I'm struggling with whether or not to recommend it. Maybe those of you who have read it can help me out here. One way of saying it... it's not a book that will inject more faith into your soul, but it will help you understand how unbelievers view Christians.
Here were some excerpts that I found insightful:
"At first, I was almost offended by the nonchalance with which people probed my soul...after answering enough of these questions, I'm starting to realize that in the evangelical world, prying can be an indicator of compassion. In Liberty's theology there are only two kinds of people: believers and non-believers, people headed to heaven and people condemned to hell. So Rodrigo's attempt to suss out my faith isn't intended to be obnoxious. He just want to make sure I'm safe." (p 73)
"At Liberty, unlike many secular schools, profs teach with the view that there is one right answer to every question, that those right answers are found plainly in the Bible, and that their job is to transfer those right answers from their lectre notes to our minds." (p 87)
"Two days later, I'm still in a funk about my roommate's gay bashing. I can't pay attention in my classes. Whatever spiritual momentum I built up over the past few weeks has gone down the drain...I feel like I did during orientation week- anxious, out of place, aloof..." (p 110)
"Claire's total linguistic isolation [while doing beach evangelism]...she speaks in long, flowery streaks of opaque Christian speak..." (p 155... that whole paragraph quoting this girl's Christian speak was hilarious- but it's stuff we have all said at some point)
[regarding his experience doing beach evangelism- he had some great things to say that led up to this summary of his experience] "There must be an easier way." (p 160)
"My roommate Eric, upon hearing my news [that I was really not a Christian], apologized to me. 'Wait, why are you sorry?' I asked, 'I'm the one who was hiding things from you.' 'I know,' he said, 'But if I had known who you were, I would have tried to show you a better picture of myself.' " (p 312... his roommate was a gay bashing, unhappy, judgmental Bible beater)

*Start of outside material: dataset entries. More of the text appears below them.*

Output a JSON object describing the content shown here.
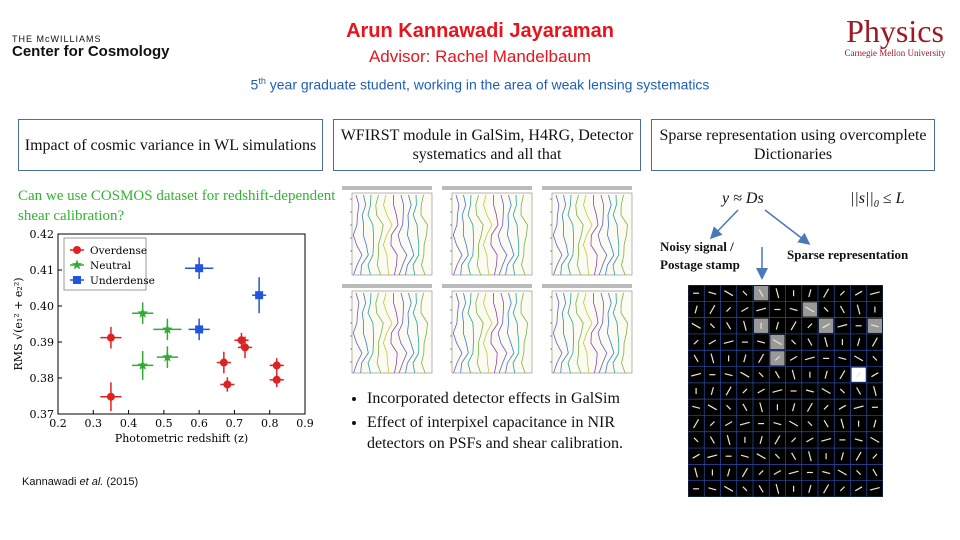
{
  "header": {
    "logo_small": "THE McWILLIAMS",
    "logo_big": "Center for Cosmology",
    "name": "Arun Kannawadi Jayaraman",
    "advisor": "Advisor: Rachel Mandelbaum",
    "subtitle_num": "5",
    "subtitle_sup": "th",
    "subtitle_rest": " year graduate student, working in the area of weak lensing systematics",
    "physics": "Physics",
    "cmu": "Carnegie Mellon University"
  },
  "boxes": [
    "Impact of cosmic variance in WL simulations",
    "WFIRST module in GalSim, H4RG, Detector systematics and all that",
    "Sparse representation using overcomplete Dictionaries"
  ],
  "question": "Can we use COSMOS dataset for redshift-dependent shear calibration?",
  "citation": {
    "before": "Kannawadi ",
    "italic": "et al.",
    "after": " (2015)"
  },
  "bullets": [
    "Incorporated detector effects in GalSim",
    "Effect of interpixel capacitance in NIR detectors on PSFs and shear calibration."
  ],
  "sparse": {
    "formula1": "y ≈ Ds",
    "formula2": "||s||",
    "formula2_sub": "0",
    "formula2_rest": " ≤ L",
    "label_signal_1": "Noisy signal /",
    "label_signal_2": "Postage stamp",
    "label_sparse": "Sparse representation"
  },
  "chart_data": {
    "type": "scatter",
    "xlabel": "Photometric redshift (z)",
    "ylabel": "RMS √(e₁² + e₂²)",
    "xlim": [
      0.2,
      0.9
    ],
    "ylim": [
      0.37,
      0.42
    ],
    "xticks": [
      "0.2",
      "0.3",
      "0.4",
      "0.5",
      "0.6",
      "0.7",
      "0.8",
      "0.9"
    ],
    "yticks": [
      "0.37",
      "0.38",
      "0.39",
      "0.40",
      "0.41",
      "0.42"
    ],
    "legend_position": "top-left",
    "series": [
      {
        "name": "Overdense",
        "color": "#dd2222",
        "marker": "circle",
        "points": [
          {
            "x": 0.35,
            "y": 0.3912,
            "xe": 0.03,
            "ye": 0.003
          },
          {
            "x": 0.35,
            "y": 0.3748,
            "xe": 0.03,
            "ye": 0.004
          },
          {
            "x": 0.67,
            "y": 0.3843,
            "xe": 0.02,
            "ye": 0.003
          },
          {
            "x": 0.68,
            "y": 0.3782,
            "xe": 0.02,
            "ye": 0.002
          },
          {
            "x": 0.72,
            "y": 0.3905,
            "xe": 0.02,
            "ye": 0.002
          },
          {
            "x": 0.73,
            "y": 0.3885,
            "xe": 0.02,
            "ye": 0.003
          },
          {
            "x": 0.82,
            "y": 0.3835,
            "xe": 0.02,
            "ye": 0.002
          },
          {
            "x": 0.82,
            "y": 0.3795,
            "xe": 0.02,
            "ye": 0.002
          }
        ]
      },
      {
        "name": "Neutral",
        "color": "#33aa33",
        "marker": "star",
        "points": [
          {
            "x": 0.44,
            "y": 0.398,
            "xe": 0.03,
            "ye": 0.003
          },
          {
            "x": 0.44,
            "y": 0.3835,
            "xe": 0.03,
            "ye": 0.004
          },
          {
            "x": 0.51,
            "y": 0.3935,
            "xe": 0.04,
            "ye": 0.003
          },
          {
            "x": 0.51,
            "y": 0.3858,
            "xe": 0.03,
            "ye": 0.003
          }
        ]
      },
      {
        "name": "Underdense",
        "color": "#2255dd",
        "marker": "square",
        "points": [
          {
            "x": 0.6,
            "y": 0.4105,
            "xe": 0.04,
            "ye": 0.003
          },
          {
            "x": 0.6,
            "y": 0.3935,
            "xe": 0.03,
            "ye": 0.003
          },
          {
            "x": 0.77,
            "y": 0.403,
            "xe": 0.02,
            "ye": 0.005
          }
        ]
      }
    ]
  }
}
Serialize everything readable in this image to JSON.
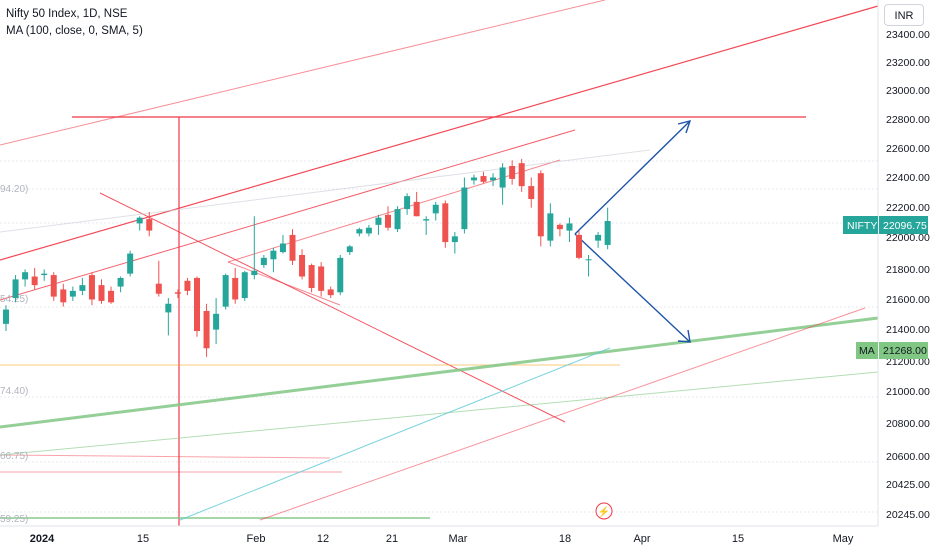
{
  "header": {
    "symbol_line": "Nifty 50 Index, 1D, NSE",
    "indicator_line": "MA (100, close, 0, SMA, 5)"
  },
  "currency_label": "INR",
  "colors": {
    "up": "#26a69a",
    "down": "#ef5350",
    "trendline": "#f23645",
    "ma": "#81c784",
    "projection": "#1e53a6",
    "badge": "#26a69a"
  },
  "chart_data": {
    "type": "candlestick",
    "y_ticks": [
      "23400.00",
      "23200.00",
      "23000.00",
      "22800.00",
      "22600.00",
      "22400.00",
      "22200.00",
      "22000.00",
      "21800.00",
      "21600.00",
      "21400.00",
      "21200.00",
      "21000.00",
      "20800.00",
      "20600.00",
      "20425.00",
      "20245.00"
    ],
    "x_ticks": [
      "2024",
      "15",
      "Feb",
      "12",
      "21",
      "Mar",
      "18",
      "Apr",
      "15",
      "May"
    ],
    "left_edge_labels": [
      "94.20)",
      "54.25)",
      "74.40)",
      "66.75)",
      "59.25)"
    ],
    "price_badge": {
      "label": "NIFTY",
      "value": "22096.75"
    },
    "ma_badge": {
      "label": "MA",
      "value": "21268.00"
    },
    "candles": [
      {
        "o": 21380,
        "h": 21510,
        "l": 21330,
        "c": 21480
      },
      {
        "o": 21560,
        "h": 21720,
        "l": 21530,
        "c": 21690
      },
      {
        "o": 21690,
        "h": 21760,
        "l": 21640,
        "c": 21740
      },
      {
        "o": 21710,
        "h": 21770,
        "l": 21620,
        "c": 21650
      },
      {
        "o": 21720,
        "h": 21760,
        "l": 21680,
        "c": 21730
      },
      {
        "o": 21720,
        "h": 21740,
        "l": 21540,
        "c": 21570
      },
      {
        "o": 21620,
        "h": 21660,
        "l": 21500,
        "c": 21530
      },
      {
        "o": 21570,
        "h": 21640,
        "l": 21540,
        "c": 21610
      },
      {
        "o": 21610,
        "h": 21700,
        "l": 21580,
        "c": 21650
      },
      {
        "o": 21720,
        "h": 21740,
        "l": 21510,
        "c": 21550
      },
      {
        "o": 21650,
        "h": 21690,
        "l": 21520,
        "c": 21540
      },
      {
        "o": 21610,
        "h": 21640,
        "l": 21520,
        "c": 21530
      },
      {
        "o": 21640,
        "h": 21710,
        "l": 21600,
        "c": 21700
      },
      {
        "o": 21730,
        "h": 21890,
        "l": 21710,
        "c": 21870
      },
      {
        "o": 22080,
        "h": 22130,
        "l": 22030,
        "c": 22120
      },
      {
        "o": 22110,
        "h": 22160,
        "l": 21990,
        "c": 22030
      },
      {
        "o": 21660,
        "h": 21820,
        "l": 21570,
        "c": 21590
      },
      {
        "o": 21460,
        "h": 21560,
        "l": 21300,
        "c": 21520
      },
      {
        "o": 21600,
        "h": 21620,
        "l": 21560,
        "c": 21590
      },
      {
        "o": 21680,
        "h": 21700,
        "l": 21580,
        "c": 21610
      },
      {
        "o": 21700,
        "h": 21710,
        "l": 21290,
        "c": 21330
      },
      {
        "o": 21470,
        "h": 21520,
        "l": 21150,
        "c": 21210
      },
      {
        "o": 21340,
        "h": 21560,
        "l": 21240,
        "c": 21450
      },
      {
        "o": 21500,
        "h": 21730,
        "l": 21480,
        "c": 21720
      },
      {
        "o": 21700,
        "h": 21770,
        "l": 21520,
        "c": 21550
      },
      {
        "o": 21560,
        "h": 21750,
        "l": 21540,
        "c": 21740
      },
      {
        "o": 21720,
        "h": 22130,
        "l": 21690,
        "c": 21750
      },
      {
        "o": 21790,
        "h": 21860,
        "l": 21770,
        "c": 21840
      },
      {
        "o": 21830,
        "h": 21910,
        "l": 21740,
        "c": 21890
      },
      {
        "o": 21880,
        "h": 22000,
        "l": 21870,
        "c": 21940
      },
      {
        "o": 22000,
        "h": 22040,
        "l": 21790,
        "c": 21820
      },
      {
        "o": 21860,
        "h": 21900,
        "l": 21690,
        "c": 21710
      },
      {
        "o": 21790,
        "h": 21800,
        "l": 21600,
        "c": 21630
      },
      {
        "o": 21780,
        "h": 21810,
        "l": 21570,
        "c": 21610
      },
      {
        "o": 21620,
        "h": 21640,
        "l": 21560,
        "c": 21580
      },
      {
        "o": 21600,
        "h": 21860,
        "l": 21580,
        "c": 21840
      },
      {
        "o": 21880,
        "h": 21930,
        "l": 21860,
        "c": 21920
      },
      {
        "o": 22010,
        "h": 22050,
        "l": 21990,
        "c": 22040
      },
      {
        "o": 22010,
        "h": 22070,
        "l": 21990,
        "c": 22050
      },
      {
        "o": 22070,
        "h": 22140,
        "l": 22000,
        "c": 22120
      },
      {
        "o": 22140,
        "h": 22200,
        "l": 22030,
        "c": 22050
      },
      {
        "o": 22040,
        "h": 22200,
        "l": 22020,
        "c": 22180
      },
      {
        "o": 22180,
        "h": 22290,
        "l": 22140,
        "c": 22270
      },
      {
        "o": 22230,
        "h": 22300,
        "l": 22130,
        "c": 22130
      },
      {
        "o": 22100,
        "h": 22130,
        "l": 22000,
        "c": 22110
      },
      {
        "o": 22150,
        "h": 22230,
        "l": 22100,
        "c": 22210
      },
      {
        "o": 22220,
        "h": 22240,
        "l": 21910,
        "c": 21950
      },
      {
        "o": 21950,
        "h": 22020,
        "l": 21870,
        "c": 21990
      },
      {
        "o": 22040,
        "h": 22400,
        "l": 22010,
        "c": 22330
      },
      {
        "o": 22380,
        "h": 22420,
        "l": 22350,
        "c": 22400
      },
      {
        "o": 22410,
        "h": 22440,
        "l": 22360,
        "c": 22370
      },
      {
        "o": 22380,
        "h": 22430,
        "l": 22340,
        "c": 22400
      },
      {
        "o": 22330,
        "h": 22500,
        "l": 22210,
        "c": 22470
      },
      {
        "o": 22480,
        "h": 22520,
        "l": 22350,
        "c": 22390
      },
      {
        "o": 22500,
        "h": 22530,
        "l": 22300,
        "c": 22340
      },
      {
        "o": 22340,
        "h": 22400,
        "l": 22190,
        "c": 22250
      },
      {
        "o": 22430,
        "h": 22450,
        "l": 21920,
        "c": 21990
      },
      {
        "o": 21960,
        "h": 22220,
        "l": 21920,
        "c": 22150
      },
      {
        "o": 22070,
        "h": 22080,
        "l": 21990,
        "c": 22040
      },
      {
        "o": 22030,
        "h": 22120,
        "l": 21950,
        "c": 22080
      },
      {
        "o": 22000,
        "h": 22030,
        "l": 21830,
        "c": 21840
      },
      {
        "o": 21830,
        "h": 21860,
        "l": 21710,
        "c": 21830
      },
      {
        "o": 21960,
        "h": 22020,
        "l": 21910,
        "c": 22000
      },
      {
        "o": 21930,
        "h": 22190,
        "l": 21900,
        "c": 22096.75
      }
    ]
  }
}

His final summary of his semester at Liberty: "But by experiencing your warmth, your vigorous generosity of spirit and your deep complexity, I was ultimately convinced- not that you were right, necessarily, but that I had been wrong. Thank you for the lessons you taught me, even when you didn't know you were teaching them at all." (p 319)
Kevin Roose, wherever you are out there... thanks for taking an honest look at Christianity, especially at Liberty (you are a braver man than me). And then to communicate it in a way that "both sides" could enter in. Good work.